However, as buying a house is really an expensive affair, it could be hard for most to continue with their other investments. However, it is smarter to cut down costs and invest some money even during these times. This would only help you in the long run. Let’s take a look at a few of the advantages.
Invest to cover part of your loan
Its good to divert a part of your funds into a long-term investment plan. An amount of Rs3,000 per month can be invested in an equity vertical. This can yield a sizeable amount to pay off a significant chunk of your home loan.
Increase in salary and other significant gains
You can divert these funds into a lower-risk based debt fund and be safely invested.
Prepayment of home loans
If you have been saving for some time, you can use part of this fund to prepay the principal amount of your home loan. This can reduce some of your burden.
Though buying a home is an important event in one’s life, it is important to do a thorough analysis of the finances before even thinking about it. It would be unwise to compensate for your investments while deciding to buy the home. One must jot down the figures and calculate all current and future expense to arrive at the component which can be used towards buying a house.
The following two are the most important prerequisites.
One must always work out the monthly expenses he/she incurs.

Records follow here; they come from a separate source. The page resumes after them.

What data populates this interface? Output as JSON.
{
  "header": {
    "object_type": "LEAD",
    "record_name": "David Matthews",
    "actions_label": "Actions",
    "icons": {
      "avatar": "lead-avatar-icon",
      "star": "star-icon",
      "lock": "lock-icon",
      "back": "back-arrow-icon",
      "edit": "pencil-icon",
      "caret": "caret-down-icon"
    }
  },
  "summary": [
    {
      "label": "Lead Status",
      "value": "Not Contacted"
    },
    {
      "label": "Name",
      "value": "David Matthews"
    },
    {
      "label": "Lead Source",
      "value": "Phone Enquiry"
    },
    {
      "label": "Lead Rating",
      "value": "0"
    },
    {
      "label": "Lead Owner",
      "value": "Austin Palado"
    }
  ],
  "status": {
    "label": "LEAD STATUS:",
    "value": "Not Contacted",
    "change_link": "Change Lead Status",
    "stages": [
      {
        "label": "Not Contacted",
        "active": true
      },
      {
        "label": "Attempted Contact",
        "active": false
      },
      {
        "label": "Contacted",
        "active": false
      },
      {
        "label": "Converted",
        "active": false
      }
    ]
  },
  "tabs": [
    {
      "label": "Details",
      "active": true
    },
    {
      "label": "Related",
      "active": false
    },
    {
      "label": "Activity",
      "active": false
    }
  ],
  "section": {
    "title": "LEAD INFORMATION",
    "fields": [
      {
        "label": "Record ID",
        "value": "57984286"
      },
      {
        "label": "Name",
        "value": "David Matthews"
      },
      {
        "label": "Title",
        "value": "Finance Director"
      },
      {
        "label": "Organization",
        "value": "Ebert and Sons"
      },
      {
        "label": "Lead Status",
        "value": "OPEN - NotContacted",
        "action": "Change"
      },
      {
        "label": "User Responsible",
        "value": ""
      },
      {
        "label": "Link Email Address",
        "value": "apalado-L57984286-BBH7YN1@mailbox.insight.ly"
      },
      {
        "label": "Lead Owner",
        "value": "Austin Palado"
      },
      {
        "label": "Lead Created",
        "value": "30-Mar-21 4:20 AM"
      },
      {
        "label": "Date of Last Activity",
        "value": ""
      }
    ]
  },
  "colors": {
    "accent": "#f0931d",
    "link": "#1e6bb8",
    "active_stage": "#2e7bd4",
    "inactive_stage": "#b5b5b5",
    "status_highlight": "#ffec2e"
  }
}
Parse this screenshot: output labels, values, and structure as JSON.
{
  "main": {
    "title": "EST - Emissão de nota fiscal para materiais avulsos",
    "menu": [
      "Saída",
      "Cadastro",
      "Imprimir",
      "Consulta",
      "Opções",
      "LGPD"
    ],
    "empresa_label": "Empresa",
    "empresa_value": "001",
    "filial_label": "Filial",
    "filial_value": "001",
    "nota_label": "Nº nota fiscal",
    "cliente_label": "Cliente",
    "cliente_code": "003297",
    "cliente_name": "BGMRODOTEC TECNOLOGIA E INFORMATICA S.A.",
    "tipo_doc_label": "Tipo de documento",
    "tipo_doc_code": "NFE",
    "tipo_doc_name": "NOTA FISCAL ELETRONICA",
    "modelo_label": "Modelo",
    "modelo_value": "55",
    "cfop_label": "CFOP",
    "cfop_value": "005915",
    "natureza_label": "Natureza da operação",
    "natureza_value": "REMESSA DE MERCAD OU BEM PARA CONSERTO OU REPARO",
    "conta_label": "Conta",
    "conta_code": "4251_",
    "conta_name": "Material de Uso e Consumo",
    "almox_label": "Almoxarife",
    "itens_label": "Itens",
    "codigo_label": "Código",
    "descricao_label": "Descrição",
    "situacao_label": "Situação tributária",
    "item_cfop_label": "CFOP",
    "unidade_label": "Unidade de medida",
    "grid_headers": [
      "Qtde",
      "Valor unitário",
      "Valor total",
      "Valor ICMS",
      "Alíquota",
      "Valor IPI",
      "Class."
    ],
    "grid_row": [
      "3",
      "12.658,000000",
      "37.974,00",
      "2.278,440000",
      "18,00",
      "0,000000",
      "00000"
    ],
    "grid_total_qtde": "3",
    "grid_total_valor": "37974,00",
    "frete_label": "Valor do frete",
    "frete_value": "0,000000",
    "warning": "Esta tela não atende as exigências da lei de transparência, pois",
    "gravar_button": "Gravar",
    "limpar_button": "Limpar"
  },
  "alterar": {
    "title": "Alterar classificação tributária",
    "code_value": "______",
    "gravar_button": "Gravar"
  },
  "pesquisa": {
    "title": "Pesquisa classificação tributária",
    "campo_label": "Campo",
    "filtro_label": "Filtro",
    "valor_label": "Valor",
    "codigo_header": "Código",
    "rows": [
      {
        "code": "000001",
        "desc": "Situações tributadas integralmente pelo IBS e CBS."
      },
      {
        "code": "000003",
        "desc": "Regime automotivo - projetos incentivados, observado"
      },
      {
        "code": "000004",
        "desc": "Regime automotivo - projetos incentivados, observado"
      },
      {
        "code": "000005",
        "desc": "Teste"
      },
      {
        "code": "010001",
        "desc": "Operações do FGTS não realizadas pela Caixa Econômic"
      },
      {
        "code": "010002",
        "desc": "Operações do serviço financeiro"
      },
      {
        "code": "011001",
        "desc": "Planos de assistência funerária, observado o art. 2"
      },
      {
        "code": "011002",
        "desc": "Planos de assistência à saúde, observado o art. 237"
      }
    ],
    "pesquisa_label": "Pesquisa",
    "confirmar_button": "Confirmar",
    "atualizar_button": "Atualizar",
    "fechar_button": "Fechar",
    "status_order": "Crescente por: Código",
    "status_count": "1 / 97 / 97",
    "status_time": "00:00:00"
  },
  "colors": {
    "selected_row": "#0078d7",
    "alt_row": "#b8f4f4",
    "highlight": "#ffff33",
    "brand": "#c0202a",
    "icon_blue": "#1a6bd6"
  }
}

A fund which can sustain you for six months must be kept aside. This is called the contingency fund and should be saved for emergencies. One can invest this fund in a debt fund instead of just allowing it to lie in a savings account.
The retirement corpus is a long-term investment. It cannot be compromised. After all, we all have to retire, and it is common sense to be financially independent at that time. One should not compensate for the retirement corpus while buying a home. With proper planning and early investment, one can have a healthy retirement corpus after their professional life.